42. I Want to Put Out the Fires of Hell
Some people tell me that I take away the hope of immortality. I do not. Leave heaven as it was! I want to put out the fires of hell. I want to transfer the war from this earth to heaven. Some tell me Jehovah is God, and another says Ali is God, and another that Brahma is God. I say, let Jehovah, and Ali, and Brahma fight it out. Let them fight it out there, and whoever is victor, to that God I will bow.
43. The Puritans
When the Puritans first came they were narrow. They did not understand what liberty meant—what religious liberty, what political liberty, was; but they found out in a few years. There was one feeling among them that rises to their eternal honor like a white shaft to the clouds—they were in favor of universal education. Wherever they went they built school houses, introduced books, and ideas of literature. They believed that every man should know how to read and how to write, and should find out all that his capacity allowed him to comprehend.
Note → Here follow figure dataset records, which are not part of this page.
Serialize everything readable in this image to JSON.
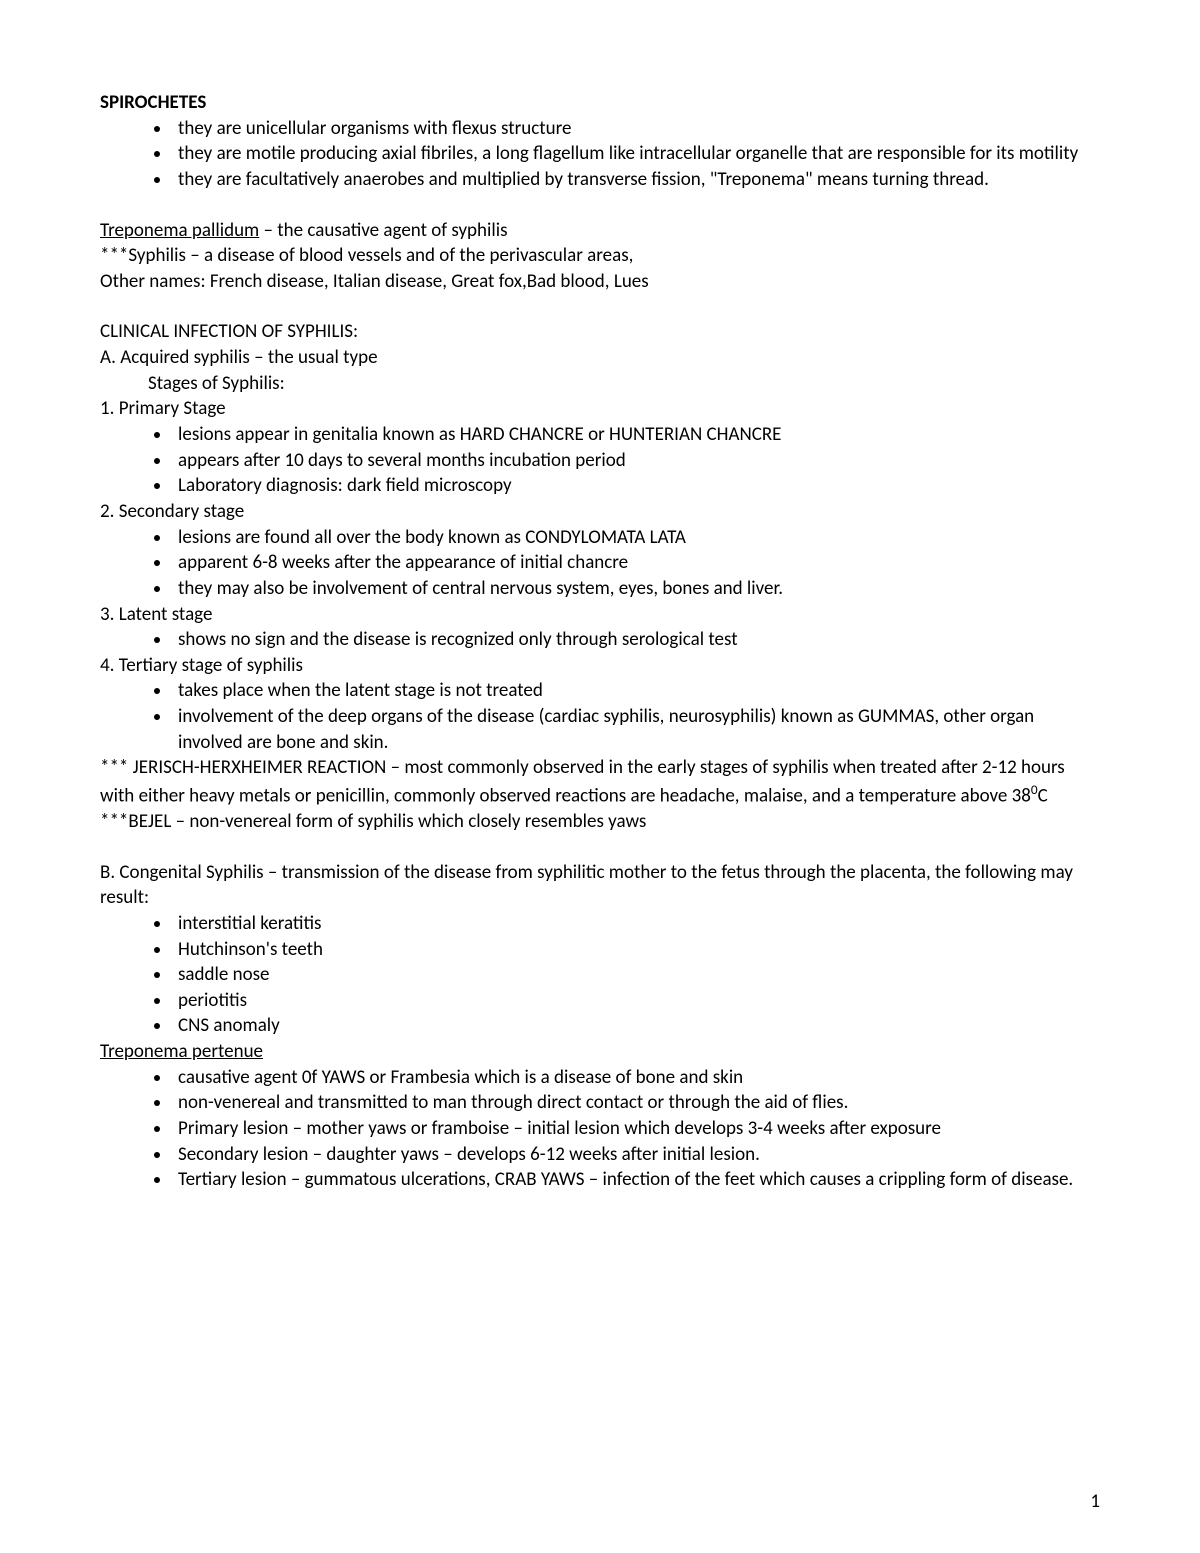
{
  "title": "SPIROCHETES",
  "intro_bullets": [
    "they are unicellular organisms with flexus structure",
    "they are motile producing axial fibriles, a long flagellum like intracellular organelle that are responsible for its motility",
    "they are facultatively anaerobes and multiplied by transverse fission, \"Treponema\" means turning thread."
  ],
  "tpallidum_heading_underlined": "Treponema pallidum",
  "tpallidum_heading_rest": " – the causative agent of syphilis",
  "syphilis_note": "***Syphilis – a disease of blood vessels and of the perivascular areas,",
  "other_names": "Other names: French disease, Italian disease, Great fox,Bad blood, Lues",
  "clinical_heading": "CLINICAL INFECTION OF SYPHILIS:",
  "acquired_heading": "A. Acquired syphilis – the usual type",
  "stages_label": "Stages of Syphilis:",
  "stage1_heading": "1. Primary Stage",
  "stage1_bullets": [
    "lesions appear in genitalia known as HARD CHANCRE or HUNTERIAN CHANCRE",
    "appears after 10 days to several months incubation period",
    "Laboratory diagnosis: dark field microscopy"
  ],
  "stage2_heading": "2. Secondary stage",
  "stage2_bullets": [
    "lesions are found all over the body known as CONDYLOMATA LATA",
    "apparent 6-8 weeks after the appearance of initial chancre",
    "they may also be involvement of central nervous system, eyes, bones and liver."
  ],
  "stage3_heading": "3. Latent stage",
  "stage3_bullets": [
    "shows no sign and the disease is recognized only through serological test"
  ],
  "stage4_heading": "4. Tertiary stage of syphilis",
  "stage4_bullets": [
    "takes place when the latent stage is not treated",
    "involvement of the deep organs of the disease (cardiac syphilis, neurosyphilis) known as GUMMAS, other organ involved are bone and skin."
  ],
  "jerisch_prefix": "*** JERISCH-HERXHEIMER REACTION – most commonly observed  in the early stages of syphilis when treated after 2-12 hours with either heavy metals or penicillin, commonly observed reactions are headache, malaise, and a temperature above 38",
  "jerisch_sup": "0",
  "jerisch_suffix": "C",
  "bejel_note": "***BEJEL – non-venereal form of syphilis which closely resembles yaws",
  "congenital_heading": "B. Congenital Syphilis – transmission of the disease from syphilitic mother to the fetus through the placenta, the following may result:",
  "congenital_bullets": [
    "interstitial keratitis",
    "Hutchinson's teeth",
    "saddle nose",
    "periotitis",
    "CNS anomaly"
  ],
  "pertenue_heading": "Treponema pertenue",
  "pertenue_bullets": [
    "causative agent 0f YAWS or Frambesia which is a disease of bone and skin",
    "non-venereal and transmitted to man through direct contact or through the aid of flies.",
    "Primary lesion – mother yaws or framboise – initial lesion which develops 3-4 weeks after exposure",
    "Secondary lesion – daughter yaws – develops 6-12 weeks after initial lesion.",
    "Tertiary lesion – gummatous ulcerations, CRAB YAWS – infection of the feet which causes a crippling form of disease."
  ],
  "page_number": "1"
}
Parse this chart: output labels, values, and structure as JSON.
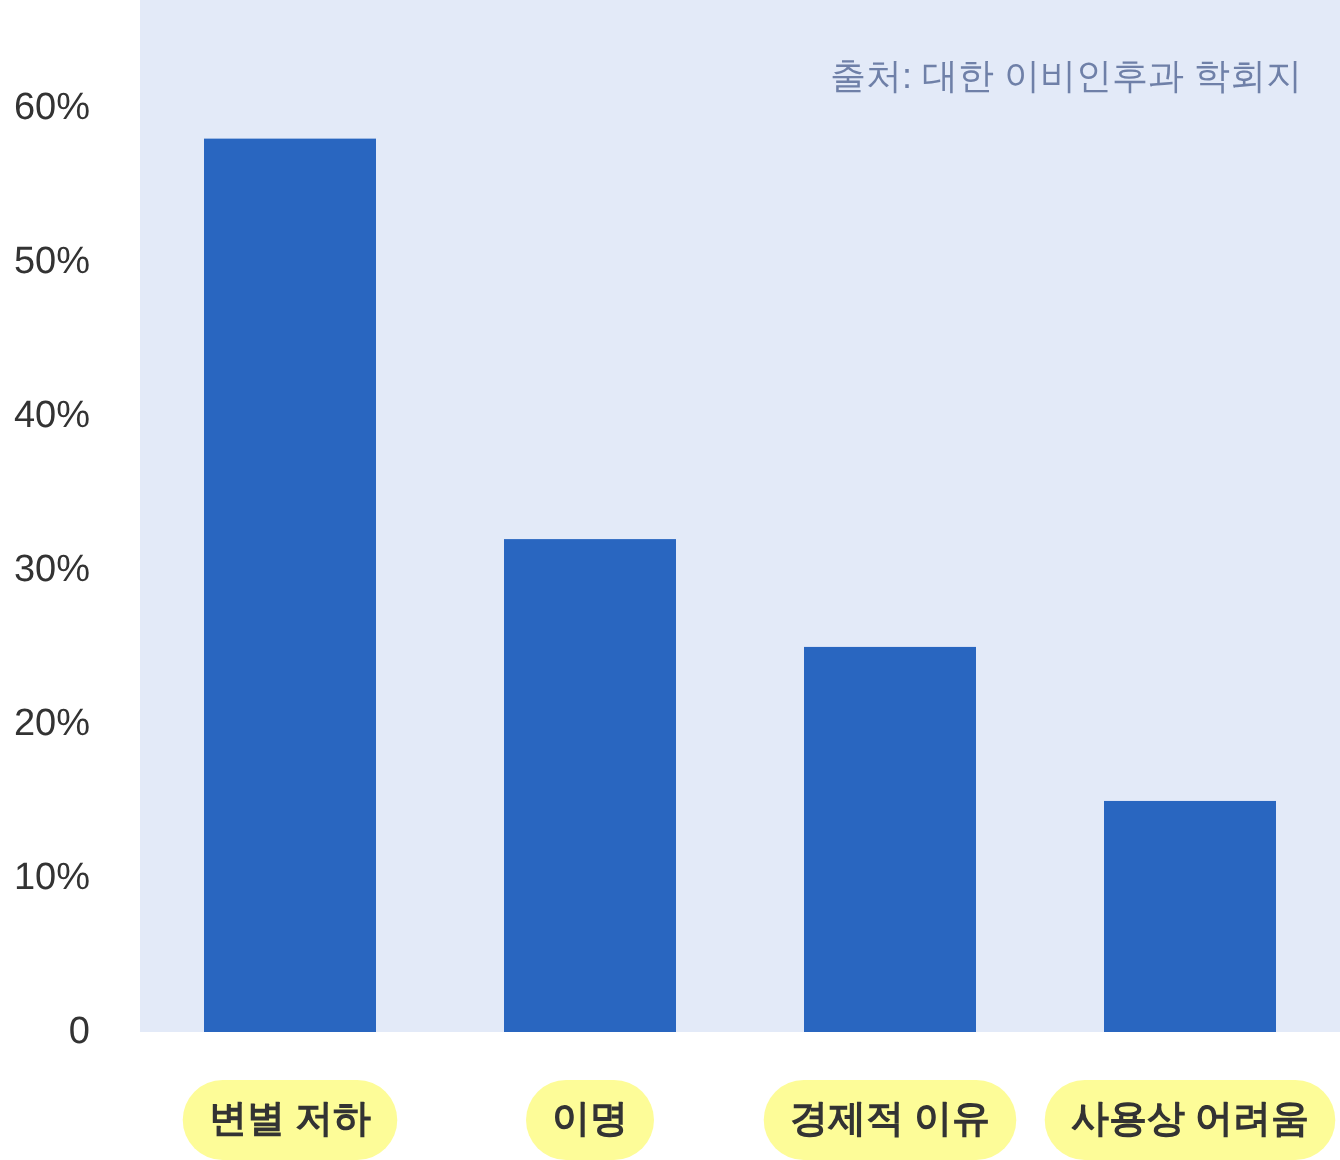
{
  "chart_data": {
    "type": "bar",
    "categories": [
      "변별 저하",
      "이명",
      "경제적 이유",
      "사용상 어려움"
    ],
    "values": [
      58,
      32,
      25,
      15
    ],
    "color": "#2966c0",
    "ylim": [
      0,
      67
    ],
    "yticks": [
      0,
      {
        "value": 10,
        "label": "10%"
      },
      {
        "value": 20,
        "label": "20%"
      },
      {
        "value": 30,
        "label": "30%"
      },
      {
        "value": 40,
        "label": "40%"
      },
      {
        "value": 50,
        "label": "50%"
      },
      {
        "value": 60,
        "label": "60%"
      }
    ],
    "annotations": [
      "출처: 대한 이비인후과 학회지"
    ]
  }
}
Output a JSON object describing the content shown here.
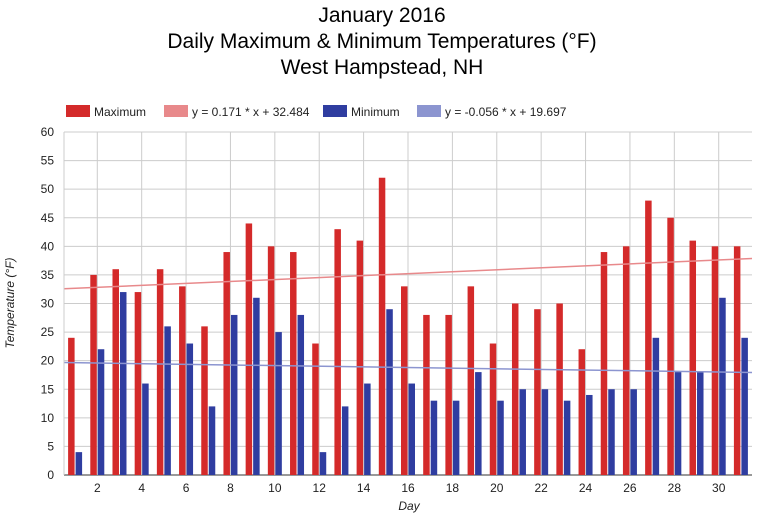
{
  "chart_data": {
    "type": "bar",
    "title": [
      "January 2016",
      "Daily Maximum & Minimum Temperatures (°F)",
      "West Hampstead, NH"
    ],
    "xlabel": "Day",
    "ylabel": "Temperature (°F)",
    "ylim": [
      0,
      60
    ],
    "yticks": [
      0,
      5,
      10,
      15,
      20,
      25,
      30,
      35,
      40,
      45,
      50,
      55,
      60
    ],
    "xticks": [
      2,
      4,
      6,
      8,
      10,
      12,
      14,
      16,
      18,
      20,
      22,
      24,
      26,
      28,
      30
    ],
    "grid": true,
    "legend_position": "top",
    "categories": [
      1,
      2,
      3,
      4,
      5,
      6,
      7,
      8,
      9,
      10,
      11,
      12,
      13,
      14,
      15,
      16,
      17,
      18,
      19,
      20,
      21,
      22,
      23,
      24,
      25,
      26,
      27,
      28,
      29,
      30,
      31
    ],
    "series": [
      {
        "name": "Maximum",
        "color": "#d42a2a",
        "values": [
          24,
          35,
          36,
          32,
          36,
          33,
          26,
          39,
          44,
          40,
          39,
          23,
          43,
          41,
          52,
          33,
          28,
          28,
          33,
          23,
          30,
          29,
          30,
          22,
          39,
          40,
          48,
          45,
          41,
          40,
          40
        ]
      },
      {
        "name": "Minimum",
        "color": "#2f3da0",
        "values": [
          4,
          22,
          32,
          16,
          26,
          23,
          12,
          28,
          31,
          25,
          28,
          4,
          12,
          16,
          29,
          16,
          13,
          13,
          18,
          13,
          15,
          15,
          13,
          14,
          15,
          15,
          24,
          18,
          18,
          31,
          24
        ]
      }
    ],
    "trendlines": [
      {
        "name": "y = 0.171 * x + 32.484",
        "slope": 0.171,
        "intercept": 32.484,
        "color": "#e8898b"
      },
      {
        "name": "y = -0.056 * x + 19.697",
        "slope": -0.056,
        "intercept": 19.697,
        "color": "#8c95d0"
      }
    ]
  }
}
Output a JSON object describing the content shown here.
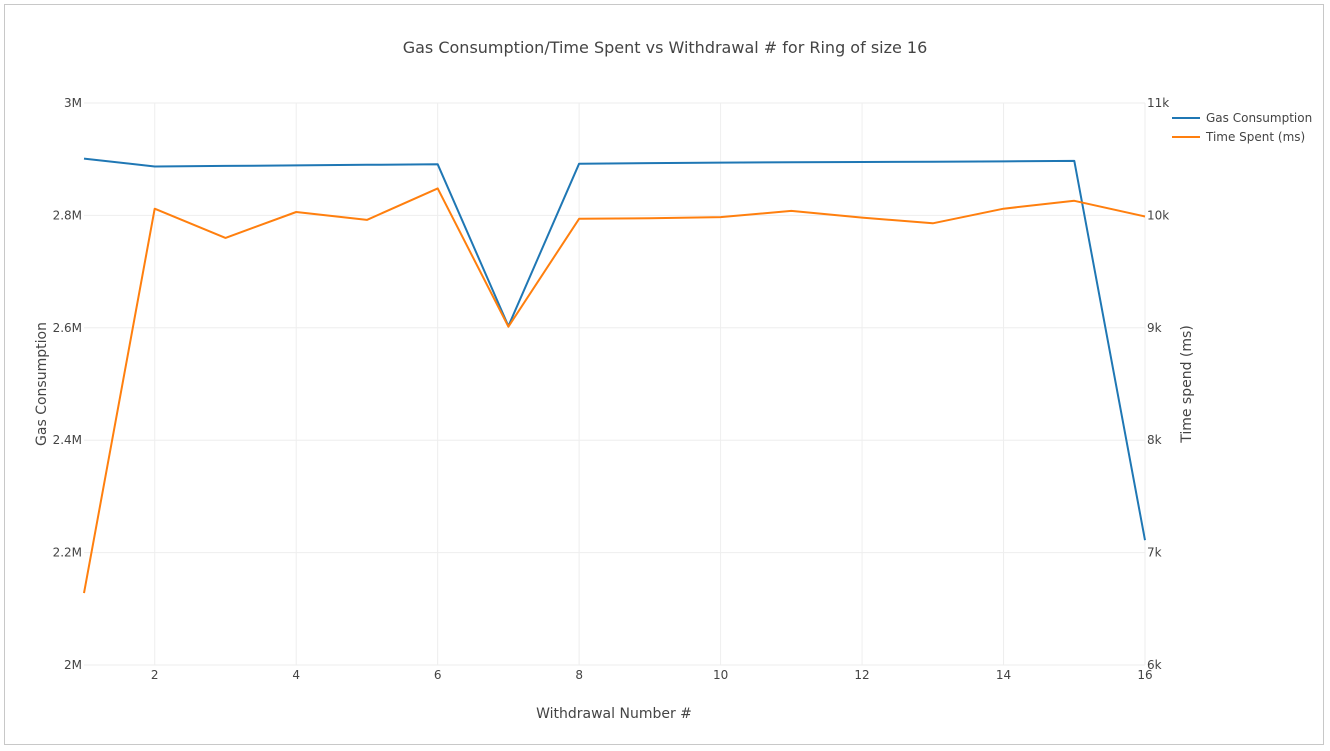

That is the glory of the Puritan fathers.
44. A Star in the Sky of Despair
Every Christian, every philanthropist, every believer in human liberty, should feel under obligation to Thomas Paine for the splendid service rendered by him in the darkest days of the American Revolution. In the midnight of Valley Forge, "The Crisis" was the first star that glittered in the wide horizon of despair. Every good man should remember with gratitude the brave words spoken by Thomas Paine in the French Convention against the death of Louis. He said: "We will kill the king, but not the man. We will destroy monarchy, not monarch."